Answer myself: probably due to historical reasons, but still replaying
inside such a big function is just error-prone, we should promote it
out:
Have no strong opinion, I guess it could be done as a simplification
for net-next, why not, along with moving out the netlink_ns_capable()
check or possibly other things after careful analysis that don't need
to be redone in that circumstance.
It is only slightly bigger than your current one so could fit for -stable too.
Also, it could fix all potential problems like this one. Let compiler do the
work, not human. ;)
Ok, you mean for net. In that case I prefer the smaller sized fix to be
honest.
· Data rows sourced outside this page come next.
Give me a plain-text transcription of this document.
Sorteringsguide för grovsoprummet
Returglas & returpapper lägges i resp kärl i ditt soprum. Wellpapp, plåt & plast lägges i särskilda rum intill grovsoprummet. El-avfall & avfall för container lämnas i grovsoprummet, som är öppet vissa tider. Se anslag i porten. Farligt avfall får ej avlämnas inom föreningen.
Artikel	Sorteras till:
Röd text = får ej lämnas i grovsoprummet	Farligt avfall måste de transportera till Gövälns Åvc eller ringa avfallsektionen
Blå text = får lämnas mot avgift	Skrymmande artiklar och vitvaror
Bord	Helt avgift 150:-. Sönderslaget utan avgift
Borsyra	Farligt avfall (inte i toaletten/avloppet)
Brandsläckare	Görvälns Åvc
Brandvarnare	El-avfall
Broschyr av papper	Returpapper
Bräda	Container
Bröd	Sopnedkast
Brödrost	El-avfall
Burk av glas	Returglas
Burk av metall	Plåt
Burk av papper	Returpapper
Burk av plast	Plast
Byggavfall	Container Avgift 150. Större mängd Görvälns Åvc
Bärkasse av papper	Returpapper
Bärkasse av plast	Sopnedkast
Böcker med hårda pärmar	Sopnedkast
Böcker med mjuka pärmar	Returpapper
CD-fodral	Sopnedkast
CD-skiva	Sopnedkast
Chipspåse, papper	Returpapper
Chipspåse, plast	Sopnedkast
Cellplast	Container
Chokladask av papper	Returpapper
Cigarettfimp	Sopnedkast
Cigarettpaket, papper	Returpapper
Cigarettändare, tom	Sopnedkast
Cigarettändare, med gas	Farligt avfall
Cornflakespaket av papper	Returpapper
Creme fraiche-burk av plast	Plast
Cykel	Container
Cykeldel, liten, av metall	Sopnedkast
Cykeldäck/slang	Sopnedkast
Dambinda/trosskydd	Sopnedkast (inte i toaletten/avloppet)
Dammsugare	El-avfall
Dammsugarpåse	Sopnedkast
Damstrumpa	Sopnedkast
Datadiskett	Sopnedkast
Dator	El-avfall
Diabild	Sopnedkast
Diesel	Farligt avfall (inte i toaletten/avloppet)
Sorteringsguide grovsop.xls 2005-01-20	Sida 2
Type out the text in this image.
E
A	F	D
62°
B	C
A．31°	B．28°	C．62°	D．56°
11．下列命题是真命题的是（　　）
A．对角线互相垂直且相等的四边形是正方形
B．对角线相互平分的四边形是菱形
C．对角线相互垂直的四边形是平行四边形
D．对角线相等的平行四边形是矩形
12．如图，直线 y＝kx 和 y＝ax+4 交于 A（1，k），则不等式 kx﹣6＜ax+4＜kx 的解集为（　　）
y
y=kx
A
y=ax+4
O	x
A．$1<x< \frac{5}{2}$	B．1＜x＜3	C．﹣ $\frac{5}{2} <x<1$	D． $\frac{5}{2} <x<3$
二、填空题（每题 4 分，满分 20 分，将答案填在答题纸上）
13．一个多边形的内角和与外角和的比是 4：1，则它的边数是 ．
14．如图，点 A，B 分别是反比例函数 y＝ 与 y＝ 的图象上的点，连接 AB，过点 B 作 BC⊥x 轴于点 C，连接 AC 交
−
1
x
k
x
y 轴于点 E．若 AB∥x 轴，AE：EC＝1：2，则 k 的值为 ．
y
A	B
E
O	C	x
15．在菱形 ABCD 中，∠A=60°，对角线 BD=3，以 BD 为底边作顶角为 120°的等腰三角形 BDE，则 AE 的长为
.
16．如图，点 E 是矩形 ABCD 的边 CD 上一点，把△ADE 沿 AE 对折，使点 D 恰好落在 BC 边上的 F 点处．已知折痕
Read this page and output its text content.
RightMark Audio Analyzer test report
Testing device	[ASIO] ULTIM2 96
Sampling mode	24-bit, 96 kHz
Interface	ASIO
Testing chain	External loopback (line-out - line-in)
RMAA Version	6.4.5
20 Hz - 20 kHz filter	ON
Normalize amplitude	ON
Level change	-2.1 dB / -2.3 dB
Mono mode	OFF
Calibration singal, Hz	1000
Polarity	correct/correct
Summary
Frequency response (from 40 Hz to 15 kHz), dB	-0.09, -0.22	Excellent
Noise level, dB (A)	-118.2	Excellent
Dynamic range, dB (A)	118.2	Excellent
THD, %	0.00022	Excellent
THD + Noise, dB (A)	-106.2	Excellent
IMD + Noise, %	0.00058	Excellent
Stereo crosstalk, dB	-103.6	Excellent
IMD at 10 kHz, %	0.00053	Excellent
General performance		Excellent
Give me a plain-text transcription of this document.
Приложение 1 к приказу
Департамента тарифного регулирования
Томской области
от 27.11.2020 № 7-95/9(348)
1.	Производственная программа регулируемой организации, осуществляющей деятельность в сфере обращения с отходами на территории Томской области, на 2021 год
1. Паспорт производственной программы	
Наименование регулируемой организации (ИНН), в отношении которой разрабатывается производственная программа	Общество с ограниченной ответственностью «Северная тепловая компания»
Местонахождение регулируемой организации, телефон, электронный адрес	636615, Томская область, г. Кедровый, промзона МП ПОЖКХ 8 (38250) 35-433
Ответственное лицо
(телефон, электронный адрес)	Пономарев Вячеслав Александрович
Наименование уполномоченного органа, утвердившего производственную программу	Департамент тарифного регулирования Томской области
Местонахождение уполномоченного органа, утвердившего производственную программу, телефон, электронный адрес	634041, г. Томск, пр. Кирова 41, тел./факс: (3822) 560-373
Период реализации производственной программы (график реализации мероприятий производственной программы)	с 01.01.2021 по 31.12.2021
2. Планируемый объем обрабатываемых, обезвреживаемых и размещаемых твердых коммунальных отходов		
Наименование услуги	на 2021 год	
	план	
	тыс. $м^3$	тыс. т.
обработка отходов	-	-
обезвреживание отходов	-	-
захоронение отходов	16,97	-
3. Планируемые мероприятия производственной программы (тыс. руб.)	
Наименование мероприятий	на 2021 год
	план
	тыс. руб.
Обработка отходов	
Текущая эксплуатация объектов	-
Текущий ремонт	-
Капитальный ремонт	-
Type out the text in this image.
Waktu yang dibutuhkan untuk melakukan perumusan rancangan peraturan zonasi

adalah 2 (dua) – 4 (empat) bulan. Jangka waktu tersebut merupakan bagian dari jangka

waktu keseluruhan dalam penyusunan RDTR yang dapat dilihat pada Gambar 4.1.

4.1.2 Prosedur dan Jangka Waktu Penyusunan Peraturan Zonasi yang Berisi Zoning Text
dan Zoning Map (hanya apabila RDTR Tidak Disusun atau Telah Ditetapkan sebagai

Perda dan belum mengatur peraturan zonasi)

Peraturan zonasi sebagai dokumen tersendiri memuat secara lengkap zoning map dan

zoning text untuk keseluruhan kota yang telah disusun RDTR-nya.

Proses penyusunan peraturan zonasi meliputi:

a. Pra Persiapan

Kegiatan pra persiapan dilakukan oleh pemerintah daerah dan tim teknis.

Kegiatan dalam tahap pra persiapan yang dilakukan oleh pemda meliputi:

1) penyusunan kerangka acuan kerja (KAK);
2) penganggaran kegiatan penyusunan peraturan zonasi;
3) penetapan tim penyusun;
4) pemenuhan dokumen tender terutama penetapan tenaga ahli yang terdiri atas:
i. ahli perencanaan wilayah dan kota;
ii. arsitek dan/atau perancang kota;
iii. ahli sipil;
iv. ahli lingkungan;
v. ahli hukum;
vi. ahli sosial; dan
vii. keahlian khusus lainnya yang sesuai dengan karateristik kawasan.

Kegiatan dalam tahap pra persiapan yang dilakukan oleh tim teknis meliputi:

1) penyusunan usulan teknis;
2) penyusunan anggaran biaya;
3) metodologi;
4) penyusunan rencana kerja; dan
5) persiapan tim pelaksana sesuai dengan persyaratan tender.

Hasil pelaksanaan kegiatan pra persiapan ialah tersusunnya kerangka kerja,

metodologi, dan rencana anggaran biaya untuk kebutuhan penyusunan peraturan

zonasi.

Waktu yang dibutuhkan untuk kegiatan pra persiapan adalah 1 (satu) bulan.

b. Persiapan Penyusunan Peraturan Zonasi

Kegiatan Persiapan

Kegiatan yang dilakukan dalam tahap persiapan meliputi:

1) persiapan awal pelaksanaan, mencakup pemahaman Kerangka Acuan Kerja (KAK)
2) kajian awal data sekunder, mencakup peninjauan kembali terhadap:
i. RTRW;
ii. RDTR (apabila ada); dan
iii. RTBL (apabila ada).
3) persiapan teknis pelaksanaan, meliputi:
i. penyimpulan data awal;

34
It also covers everything from the point where we fetch the chain
via cops->tcf_chain() to the end of the function, which is where most of
the complexity resides, and only the two mentioned commits do the relock,
so as a fix I think it's fine as-is. As mentioned, if there's need to
refactor tc_ctl_tfilter() net-next would be better, imho.
Thanks,
Daniel